For non-EU nationals who are incapacitated while living and working in the UK the position may be more complex. For example, individuals who are working in the UK under the Tier 2 scheme have some provision for long term sick leave, but if they become permanently unable to work then they are likely to have their visa curtailed and be expected to return to their country. For individuals and their families who have been in the UK for a number of years and who were intending to apply for settlement this is obviously a significant issue. On top of this is the politically controversial issue of severely disabled individuals in these circumstances having access to medical care in the UK. While some may be critical of individuals who are not British or settled in the UK having access to complex and long term NHS treatment, it is worth considering that these individuals may have been paying tax and National Insurance in the UK for many years. Depending on the individual circumstances there may be options to apply for leave to remain in the UK on human rights grounds, for those with leave to remain or even those with no status.

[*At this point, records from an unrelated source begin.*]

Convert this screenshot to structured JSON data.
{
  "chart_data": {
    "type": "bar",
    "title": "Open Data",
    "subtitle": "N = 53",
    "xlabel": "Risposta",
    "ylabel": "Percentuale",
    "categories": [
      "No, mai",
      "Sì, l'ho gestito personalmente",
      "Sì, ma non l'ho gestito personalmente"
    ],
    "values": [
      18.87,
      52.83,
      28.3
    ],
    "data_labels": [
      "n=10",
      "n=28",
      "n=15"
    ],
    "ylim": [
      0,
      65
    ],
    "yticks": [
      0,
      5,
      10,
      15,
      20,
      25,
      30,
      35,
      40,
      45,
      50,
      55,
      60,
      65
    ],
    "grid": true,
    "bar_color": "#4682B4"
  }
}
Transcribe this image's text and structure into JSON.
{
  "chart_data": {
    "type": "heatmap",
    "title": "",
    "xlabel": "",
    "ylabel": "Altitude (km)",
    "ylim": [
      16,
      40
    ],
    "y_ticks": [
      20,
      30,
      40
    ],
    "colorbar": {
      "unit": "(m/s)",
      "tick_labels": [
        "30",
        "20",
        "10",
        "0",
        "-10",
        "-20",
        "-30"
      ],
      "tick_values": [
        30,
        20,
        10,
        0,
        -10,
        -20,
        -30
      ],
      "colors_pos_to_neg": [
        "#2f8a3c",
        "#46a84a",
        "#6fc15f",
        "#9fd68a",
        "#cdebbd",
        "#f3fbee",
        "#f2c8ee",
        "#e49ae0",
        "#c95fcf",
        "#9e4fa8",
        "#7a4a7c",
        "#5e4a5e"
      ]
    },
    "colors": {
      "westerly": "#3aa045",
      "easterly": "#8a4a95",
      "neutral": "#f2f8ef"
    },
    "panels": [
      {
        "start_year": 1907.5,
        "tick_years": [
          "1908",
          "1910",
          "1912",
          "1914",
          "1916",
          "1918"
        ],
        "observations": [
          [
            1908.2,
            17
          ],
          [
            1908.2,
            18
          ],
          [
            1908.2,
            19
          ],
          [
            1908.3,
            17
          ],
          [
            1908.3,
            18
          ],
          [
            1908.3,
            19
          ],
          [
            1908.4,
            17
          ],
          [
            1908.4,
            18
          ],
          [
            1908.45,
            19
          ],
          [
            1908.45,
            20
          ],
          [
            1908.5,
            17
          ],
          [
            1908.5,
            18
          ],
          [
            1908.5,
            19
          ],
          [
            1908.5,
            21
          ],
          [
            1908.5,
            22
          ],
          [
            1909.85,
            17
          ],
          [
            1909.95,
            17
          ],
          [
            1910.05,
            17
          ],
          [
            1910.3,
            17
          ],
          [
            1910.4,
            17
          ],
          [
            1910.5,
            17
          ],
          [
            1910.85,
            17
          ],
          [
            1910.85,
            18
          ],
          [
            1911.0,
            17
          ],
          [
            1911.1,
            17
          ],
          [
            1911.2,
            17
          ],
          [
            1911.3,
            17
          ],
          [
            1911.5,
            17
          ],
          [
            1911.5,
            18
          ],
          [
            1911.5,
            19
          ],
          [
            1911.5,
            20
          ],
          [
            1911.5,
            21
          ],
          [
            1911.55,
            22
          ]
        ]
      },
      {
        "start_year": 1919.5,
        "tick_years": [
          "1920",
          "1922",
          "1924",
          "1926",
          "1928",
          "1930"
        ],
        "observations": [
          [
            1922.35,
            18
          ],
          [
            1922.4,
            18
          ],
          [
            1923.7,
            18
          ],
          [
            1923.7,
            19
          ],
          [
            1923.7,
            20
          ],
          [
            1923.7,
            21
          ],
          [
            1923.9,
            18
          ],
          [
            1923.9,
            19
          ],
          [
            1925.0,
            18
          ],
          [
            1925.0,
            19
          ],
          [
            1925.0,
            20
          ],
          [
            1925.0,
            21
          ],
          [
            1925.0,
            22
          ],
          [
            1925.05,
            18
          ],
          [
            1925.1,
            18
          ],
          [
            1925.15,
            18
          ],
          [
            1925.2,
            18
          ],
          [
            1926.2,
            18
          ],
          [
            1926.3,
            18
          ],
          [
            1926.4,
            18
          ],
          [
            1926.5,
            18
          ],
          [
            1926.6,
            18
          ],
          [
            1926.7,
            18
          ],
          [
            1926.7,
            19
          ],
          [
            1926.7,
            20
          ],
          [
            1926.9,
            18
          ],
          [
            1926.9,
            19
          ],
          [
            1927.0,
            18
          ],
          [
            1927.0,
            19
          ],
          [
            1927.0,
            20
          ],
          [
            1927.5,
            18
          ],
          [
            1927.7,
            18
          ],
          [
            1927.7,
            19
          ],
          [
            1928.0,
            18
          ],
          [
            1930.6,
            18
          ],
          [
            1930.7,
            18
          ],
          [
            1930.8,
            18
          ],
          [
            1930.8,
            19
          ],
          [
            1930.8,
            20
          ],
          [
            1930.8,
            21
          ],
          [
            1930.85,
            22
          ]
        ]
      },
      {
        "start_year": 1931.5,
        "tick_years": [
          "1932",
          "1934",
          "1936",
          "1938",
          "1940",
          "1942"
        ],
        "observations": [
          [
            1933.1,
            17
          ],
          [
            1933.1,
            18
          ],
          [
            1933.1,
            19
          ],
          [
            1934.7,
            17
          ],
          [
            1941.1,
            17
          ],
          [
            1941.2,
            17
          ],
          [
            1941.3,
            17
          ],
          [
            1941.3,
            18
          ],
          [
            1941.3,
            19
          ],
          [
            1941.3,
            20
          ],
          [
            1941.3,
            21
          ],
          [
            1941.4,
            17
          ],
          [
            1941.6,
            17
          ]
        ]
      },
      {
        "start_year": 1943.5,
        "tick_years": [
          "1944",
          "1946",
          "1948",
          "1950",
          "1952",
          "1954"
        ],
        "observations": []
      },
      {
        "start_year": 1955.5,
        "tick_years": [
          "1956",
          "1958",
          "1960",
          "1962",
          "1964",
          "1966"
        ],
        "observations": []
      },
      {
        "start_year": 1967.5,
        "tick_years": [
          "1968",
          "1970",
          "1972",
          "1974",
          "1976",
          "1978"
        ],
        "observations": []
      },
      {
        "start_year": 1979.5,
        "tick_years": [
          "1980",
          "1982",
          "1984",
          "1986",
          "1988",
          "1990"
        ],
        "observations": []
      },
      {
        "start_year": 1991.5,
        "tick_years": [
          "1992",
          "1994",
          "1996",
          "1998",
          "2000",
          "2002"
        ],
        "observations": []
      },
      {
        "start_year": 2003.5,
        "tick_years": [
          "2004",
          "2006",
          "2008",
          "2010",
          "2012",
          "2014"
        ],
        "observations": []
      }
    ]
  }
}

Medical Treatment in the UK: Your Human Rights

Medical treatment for individuals in the UK is a human rights issue, which was recently looked at in the case of: AM (Zimbabwe) and another v Secretary of State for the Home Department [2018] EWCA CIV 64 (30 January 2018). This case sets out the context in which an individual may rely on Article 3 (the prohibition on torture or inhuman or degrading treatment or punishment) and Article 8 (the right to respect for private and family life) of the European Convention on Human Rights in a medical case.

Following on from the European Court of Human Rights Judgment in Paposhvili v Belgium, the current positionmeans that it maybe arguable that an individual should be granted leave to remain in the UK, where:

  • the situation involves the removal of seriously ill person from the UK; and
  • there are substantial grounds to show that although the individual may not be at imminent risk of dying, they would face a real risk (on account of the absence of appropriate treatment in the receiving country or the lack of access to such treatment), of being exposed to a serious, rapid and irreversible decline in his or her state of health resulting in intense suffering or significant reduction in life expectancy.

Immigration law is complex and constantly changing. When combined with the stresses of a personal injury case, it may seem overwhelming and impossible to cope. However, Home Office decisions on these cases can be successfully challenged and there are often options to enable a person in such circumstances to remain living with their family members in a country that they consider to be their home.